Le Daande Maayo qui va de Nawel à Dembancané et regroupe trente-sept villages présente à lui seul toutes les pathologies caractéristiques d’une région pauvre, arriérée : enclavement, absence d’infrastructures sanitaires, scolaires, d’une administration de proximité pour gérer plus rationnellement l’état-civil, difficile accès à l’eau potable, à l’électricité, aux financements des femmes et des jeunes, d’un système de pompage performant dans les périmètres agricoles.

Le Daande Maayo sud, à l’instar d’autres communes et localités du pays, est tributaire des incohérences territoriales dues à un découpage administratif fantaisiste, inspiré de l’Acte III de la Décentralisation, de manque de collèges, de lycées, de centres de formation, de postes de gendarmerie, etc . . . Des doléances que l’Association Daande Maayo Émergent (DME) porte au pinacle.

En effet, dans son dernier point de presse en date du 20 décembre 2020, l’Association Daande Maayo Émergent (DME), persiste à insister pour le bitumage de l’axe Nawel-Dembacane, Thialy-Kanel pour un désenclavement intégral du Daande Maayo sud. Cette Association qui a des ramifications dans la Diaspora croit dur comme fer, et à juste raison d’ailleurs, que le désenclavement de la localité est la voie obligée de tout développement économique, social. Que le plan Sénégal Émergent (PSE), cher au président Macky Sall, ne peut faire l’impasse sur toute une contrée censée suffire elle seule à assurer l’autosuffisance alimentaire de toute la région.

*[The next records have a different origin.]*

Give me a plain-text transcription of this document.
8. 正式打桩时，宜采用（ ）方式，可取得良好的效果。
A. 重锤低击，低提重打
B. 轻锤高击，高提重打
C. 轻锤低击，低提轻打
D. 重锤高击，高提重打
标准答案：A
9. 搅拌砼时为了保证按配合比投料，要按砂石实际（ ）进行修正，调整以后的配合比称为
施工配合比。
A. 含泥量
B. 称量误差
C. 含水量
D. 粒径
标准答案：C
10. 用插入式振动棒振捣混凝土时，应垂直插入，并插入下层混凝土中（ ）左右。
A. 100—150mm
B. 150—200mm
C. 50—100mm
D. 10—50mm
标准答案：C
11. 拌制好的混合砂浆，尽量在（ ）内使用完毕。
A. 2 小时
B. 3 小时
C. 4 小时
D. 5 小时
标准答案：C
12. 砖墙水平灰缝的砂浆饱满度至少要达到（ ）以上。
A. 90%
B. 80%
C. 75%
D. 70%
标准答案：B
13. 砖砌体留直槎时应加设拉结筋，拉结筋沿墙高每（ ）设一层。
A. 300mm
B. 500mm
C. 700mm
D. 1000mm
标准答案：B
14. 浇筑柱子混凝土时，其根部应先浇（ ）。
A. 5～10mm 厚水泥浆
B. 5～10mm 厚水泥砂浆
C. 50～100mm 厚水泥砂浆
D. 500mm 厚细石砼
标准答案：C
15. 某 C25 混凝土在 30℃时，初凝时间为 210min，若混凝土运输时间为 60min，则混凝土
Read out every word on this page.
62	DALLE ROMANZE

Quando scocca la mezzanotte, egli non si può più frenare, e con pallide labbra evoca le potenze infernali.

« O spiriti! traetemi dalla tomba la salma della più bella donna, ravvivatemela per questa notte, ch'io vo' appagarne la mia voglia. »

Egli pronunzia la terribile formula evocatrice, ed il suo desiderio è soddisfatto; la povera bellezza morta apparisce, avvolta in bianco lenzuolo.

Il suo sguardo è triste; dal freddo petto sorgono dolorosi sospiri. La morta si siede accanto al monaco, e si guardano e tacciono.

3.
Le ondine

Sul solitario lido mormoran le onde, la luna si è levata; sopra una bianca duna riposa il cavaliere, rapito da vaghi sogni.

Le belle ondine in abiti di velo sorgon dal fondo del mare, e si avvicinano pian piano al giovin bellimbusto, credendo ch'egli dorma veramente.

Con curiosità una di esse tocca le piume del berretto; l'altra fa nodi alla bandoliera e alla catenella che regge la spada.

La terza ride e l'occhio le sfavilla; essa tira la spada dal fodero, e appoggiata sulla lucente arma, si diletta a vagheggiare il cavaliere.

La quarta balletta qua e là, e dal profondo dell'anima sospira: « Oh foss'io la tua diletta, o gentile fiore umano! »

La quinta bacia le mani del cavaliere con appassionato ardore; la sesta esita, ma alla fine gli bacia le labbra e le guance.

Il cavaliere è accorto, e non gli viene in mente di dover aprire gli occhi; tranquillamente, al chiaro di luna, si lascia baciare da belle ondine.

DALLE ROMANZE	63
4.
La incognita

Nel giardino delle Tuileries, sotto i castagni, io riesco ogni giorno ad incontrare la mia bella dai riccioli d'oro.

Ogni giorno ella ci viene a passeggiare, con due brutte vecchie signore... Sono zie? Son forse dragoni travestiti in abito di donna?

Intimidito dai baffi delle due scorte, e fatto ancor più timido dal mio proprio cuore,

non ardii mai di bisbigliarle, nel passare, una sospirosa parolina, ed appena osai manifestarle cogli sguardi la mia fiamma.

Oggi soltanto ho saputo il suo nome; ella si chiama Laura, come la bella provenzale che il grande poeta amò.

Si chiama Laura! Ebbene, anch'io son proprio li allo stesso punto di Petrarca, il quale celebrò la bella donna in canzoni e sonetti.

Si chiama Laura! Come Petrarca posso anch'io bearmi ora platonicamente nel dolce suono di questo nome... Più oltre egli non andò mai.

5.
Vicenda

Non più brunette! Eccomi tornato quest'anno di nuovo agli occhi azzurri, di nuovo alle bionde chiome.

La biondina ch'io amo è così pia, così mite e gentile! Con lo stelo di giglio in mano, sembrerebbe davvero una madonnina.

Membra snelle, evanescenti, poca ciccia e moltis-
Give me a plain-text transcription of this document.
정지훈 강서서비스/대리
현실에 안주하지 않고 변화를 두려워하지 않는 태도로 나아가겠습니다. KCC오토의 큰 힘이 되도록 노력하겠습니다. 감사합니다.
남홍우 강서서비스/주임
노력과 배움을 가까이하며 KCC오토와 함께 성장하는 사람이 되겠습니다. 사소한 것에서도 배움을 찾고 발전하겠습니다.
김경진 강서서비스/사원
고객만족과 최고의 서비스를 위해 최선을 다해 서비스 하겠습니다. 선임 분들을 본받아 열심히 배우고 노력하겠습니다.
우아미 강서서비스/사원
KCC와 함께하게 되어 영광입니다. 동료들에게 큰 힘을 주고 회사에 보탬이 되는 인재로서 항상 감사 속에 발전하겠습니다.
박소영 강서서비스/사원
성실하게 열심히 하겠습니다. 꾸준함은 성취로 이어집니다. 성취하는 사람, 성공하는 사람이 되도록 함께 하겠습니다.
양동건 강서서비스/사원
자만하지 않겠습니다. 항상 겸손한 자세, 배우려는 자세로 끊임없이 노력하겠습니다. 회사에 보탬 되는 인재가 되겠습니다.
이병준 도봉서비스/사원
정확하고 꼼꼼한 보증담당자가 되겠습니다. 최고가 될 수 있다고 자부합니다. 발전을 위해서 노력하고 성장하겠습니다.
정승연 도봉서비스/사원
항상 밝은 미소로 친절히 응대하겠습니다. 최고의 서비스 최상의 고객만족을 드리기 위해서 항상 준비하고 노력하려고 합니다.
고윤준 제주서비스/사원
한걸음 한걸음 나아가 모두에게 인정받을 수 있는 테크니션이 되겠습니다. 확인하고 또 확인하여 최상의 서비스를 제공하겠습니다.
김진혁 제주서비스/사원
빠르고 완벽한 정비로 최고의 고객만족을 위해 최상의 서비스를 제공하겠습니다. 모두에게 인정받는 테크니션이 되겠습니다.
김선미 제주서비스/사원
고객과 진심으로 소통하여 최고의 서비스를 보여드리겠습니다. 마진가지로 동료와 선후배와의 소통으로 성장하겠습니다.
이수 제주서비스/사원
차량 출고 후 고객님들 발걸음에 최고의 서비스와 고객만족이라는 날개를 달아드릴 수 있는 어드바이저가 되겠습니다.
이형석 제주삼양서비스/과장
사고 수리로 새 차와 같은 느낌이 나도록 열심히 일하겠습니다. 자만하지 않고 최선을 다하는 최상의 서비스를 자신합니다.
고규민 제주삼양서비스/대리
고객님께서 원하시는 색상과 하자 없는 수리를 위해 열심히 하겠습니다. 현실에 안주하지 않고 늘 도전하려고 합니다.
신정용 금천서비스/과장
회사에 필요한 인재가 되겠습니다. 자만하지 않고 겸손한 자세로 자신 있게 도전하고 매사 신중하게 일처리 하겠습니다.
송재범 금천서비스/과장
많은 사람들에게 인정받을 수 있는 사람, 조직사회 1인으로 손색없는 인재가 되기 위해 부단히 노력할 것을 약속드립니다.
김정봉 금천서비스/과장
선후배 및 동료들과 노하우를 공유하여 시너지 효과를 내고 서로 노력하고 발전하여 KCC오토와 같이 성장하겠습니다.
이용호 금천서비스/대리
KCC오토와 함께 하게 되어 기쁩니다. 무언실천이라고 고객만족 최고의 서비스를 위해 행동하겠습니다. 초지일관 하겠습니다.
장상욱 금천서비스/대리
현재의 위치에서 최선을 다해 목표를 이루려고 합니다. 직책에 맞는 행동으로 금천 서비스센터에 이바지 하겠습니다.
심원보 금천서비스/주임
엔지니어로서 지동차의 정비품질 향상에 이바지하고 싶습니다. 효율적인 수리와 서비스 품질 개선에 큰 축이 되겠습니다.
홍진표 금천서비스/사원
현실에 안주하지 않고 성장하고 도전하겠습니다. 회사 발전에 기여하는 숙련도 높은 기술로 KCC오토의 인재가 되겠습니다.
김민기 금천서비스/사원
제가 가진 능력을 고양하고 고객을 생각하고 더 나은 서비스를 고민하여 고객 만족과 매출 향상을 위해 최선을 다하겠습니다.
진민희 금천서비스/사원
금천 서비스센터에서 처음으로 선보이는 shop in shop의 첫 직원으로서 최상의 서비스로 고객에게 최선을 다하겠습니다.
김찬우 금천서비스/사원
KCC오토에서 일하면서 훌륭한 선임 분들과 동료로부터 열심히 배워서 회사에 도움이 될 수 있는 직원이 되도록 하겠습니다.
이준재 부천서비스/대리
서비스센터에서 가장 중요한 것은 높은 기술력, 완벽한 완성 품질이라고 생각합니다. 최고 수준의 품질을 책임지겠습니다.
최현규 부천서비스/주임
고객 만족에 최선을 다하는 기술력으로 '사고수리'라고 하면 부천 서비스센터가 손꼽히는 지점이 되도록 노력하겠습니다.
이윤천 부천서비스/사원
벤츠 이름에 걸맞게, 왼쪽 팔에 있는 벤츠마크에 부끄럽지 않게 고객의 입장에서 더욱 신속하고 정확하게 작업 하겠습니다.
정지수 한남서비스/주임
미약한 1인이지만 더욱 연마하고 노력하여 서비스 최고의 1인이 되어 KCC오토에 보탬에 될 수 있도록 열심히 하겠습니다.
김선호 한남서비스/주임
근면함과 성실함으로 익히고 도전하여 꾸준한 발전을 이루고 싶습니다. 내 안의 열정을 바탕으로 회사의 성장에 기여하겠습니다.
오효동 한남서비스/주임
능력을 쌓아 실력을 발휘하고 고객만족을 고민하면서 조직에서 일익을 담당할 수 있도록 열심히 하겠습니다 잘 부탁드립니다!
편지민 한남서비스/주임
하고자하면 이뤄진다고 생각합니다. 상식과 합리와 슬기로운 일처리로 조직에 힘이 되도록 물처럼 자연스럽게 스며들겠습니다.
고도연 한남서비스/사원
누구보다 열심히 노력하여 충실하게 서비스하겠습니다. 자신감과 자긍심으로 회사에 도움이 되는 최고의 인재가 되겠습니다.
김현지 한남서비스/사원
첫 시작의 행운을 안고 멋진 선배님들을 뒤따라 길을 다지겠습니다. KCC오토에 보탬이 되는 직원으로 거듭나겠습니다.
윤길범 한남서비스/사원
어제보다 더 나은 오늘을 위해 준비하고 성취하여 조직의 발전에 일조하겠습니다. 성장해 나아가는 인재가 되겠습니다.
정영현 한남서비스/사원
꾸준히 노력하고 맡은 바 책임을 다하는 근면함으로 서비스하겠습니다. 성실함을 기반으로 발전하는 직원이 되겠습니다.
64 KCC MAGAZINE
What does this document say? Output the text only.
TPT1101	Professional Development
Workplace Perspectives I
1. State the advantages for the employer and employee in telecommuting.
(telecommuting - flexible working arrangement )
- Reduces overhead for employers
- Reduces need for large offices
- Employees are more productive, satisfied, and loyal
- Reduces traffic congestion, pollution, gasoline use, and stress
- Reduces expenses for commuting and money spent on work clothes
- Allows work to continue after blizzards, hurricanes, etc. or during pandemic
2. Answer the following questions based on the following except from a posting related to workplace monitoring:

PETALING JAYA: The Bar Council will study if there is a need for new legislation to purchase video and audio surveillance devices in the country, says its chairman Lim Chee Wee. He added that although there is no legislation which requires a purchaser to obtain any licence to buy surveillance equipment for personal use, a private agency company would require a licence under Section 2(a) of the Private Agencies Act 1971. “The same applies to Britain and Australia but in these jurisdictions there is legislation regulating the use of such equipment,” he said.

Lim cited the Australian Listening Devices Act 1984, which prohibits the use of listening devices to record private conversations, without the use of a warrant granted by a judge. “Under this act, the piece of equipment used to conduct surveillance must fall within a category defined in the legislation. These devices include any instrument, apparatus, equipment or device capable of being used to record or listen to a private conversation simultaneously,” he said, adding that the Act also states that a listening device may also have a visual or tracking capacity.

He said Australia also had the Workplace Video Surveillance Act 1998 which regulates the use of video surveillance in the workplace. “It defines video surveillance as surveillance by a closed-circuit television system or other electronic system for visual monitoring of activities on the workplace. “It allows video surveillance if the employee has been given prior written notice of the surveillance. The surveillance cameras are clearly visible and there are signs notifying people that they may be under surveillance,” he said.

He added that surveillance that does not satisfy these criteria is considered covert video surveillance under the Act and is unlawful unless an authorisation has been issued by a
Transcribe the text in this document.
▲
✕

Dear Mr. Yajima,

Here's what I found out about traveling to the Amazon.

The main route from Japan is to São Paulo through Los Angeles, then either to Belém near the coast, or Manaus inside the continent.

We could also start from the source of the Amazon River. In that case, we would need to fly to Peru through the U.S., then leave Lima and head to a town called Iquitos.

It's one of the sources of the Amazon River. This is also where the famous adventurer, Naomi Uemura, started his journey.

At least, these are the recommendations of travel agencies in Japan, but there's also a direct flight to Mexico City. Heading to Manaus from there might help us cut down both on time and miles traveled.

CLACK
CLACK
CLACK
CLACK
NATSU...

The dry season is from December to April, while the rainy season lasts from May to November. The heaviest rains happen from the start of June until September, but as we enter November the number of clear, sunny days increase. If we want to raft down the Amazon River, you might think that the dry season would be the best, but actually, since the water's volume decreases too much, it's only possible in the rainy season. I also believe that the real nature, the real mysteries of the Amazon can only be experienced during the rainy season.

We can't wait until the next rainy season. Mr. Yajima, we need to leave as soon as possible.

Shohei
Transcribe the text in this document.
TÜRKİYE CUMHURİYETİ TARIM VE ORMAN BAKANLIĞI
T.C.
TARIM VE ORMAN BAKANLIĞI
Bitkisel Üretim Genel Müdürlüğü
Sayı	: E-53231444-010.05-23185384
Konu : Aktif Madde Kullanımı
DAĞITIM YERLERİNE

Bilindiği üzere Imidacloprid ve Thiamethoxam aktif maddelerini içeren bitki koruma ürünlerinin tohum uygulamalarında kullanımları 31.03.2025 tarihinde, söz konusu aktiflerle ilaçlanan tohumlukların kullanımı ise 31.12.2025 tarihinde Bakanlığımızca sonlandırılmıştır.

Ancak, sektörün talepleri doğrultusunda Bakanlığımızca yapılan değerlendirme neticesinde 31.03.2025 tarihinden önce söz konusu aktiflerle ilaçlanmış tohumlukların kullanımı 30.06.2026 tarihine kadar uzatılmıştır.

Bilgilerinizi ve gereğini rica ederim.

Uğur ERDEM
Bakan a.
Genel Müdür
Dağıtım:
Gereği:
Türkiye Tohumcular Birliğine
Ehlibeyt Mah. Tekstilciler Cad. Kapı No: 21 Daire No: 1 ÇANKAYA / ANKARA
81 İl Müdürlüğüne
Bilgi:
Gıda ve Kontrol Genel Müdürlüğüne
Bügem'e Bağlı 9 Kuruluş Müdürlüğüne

Au-delà des réalisations effectuées par le gouvernement dans le domaine sanitaire et scolaire, on peut être fondé à croire qu’un pas a été fait, et qu’il urge d’attaquer le bitumage de l’axe Nawel-Dembacané qui, avec les ponts de Ganguél Soulé, de Wendou Boussoyabé, les pistes Bow-Ouro Sidy, Bow-Soringho, ouvre un large boulevard vers le désenclavement, vers le développement tant souhaité par les filles et les fils du Daande Maayo.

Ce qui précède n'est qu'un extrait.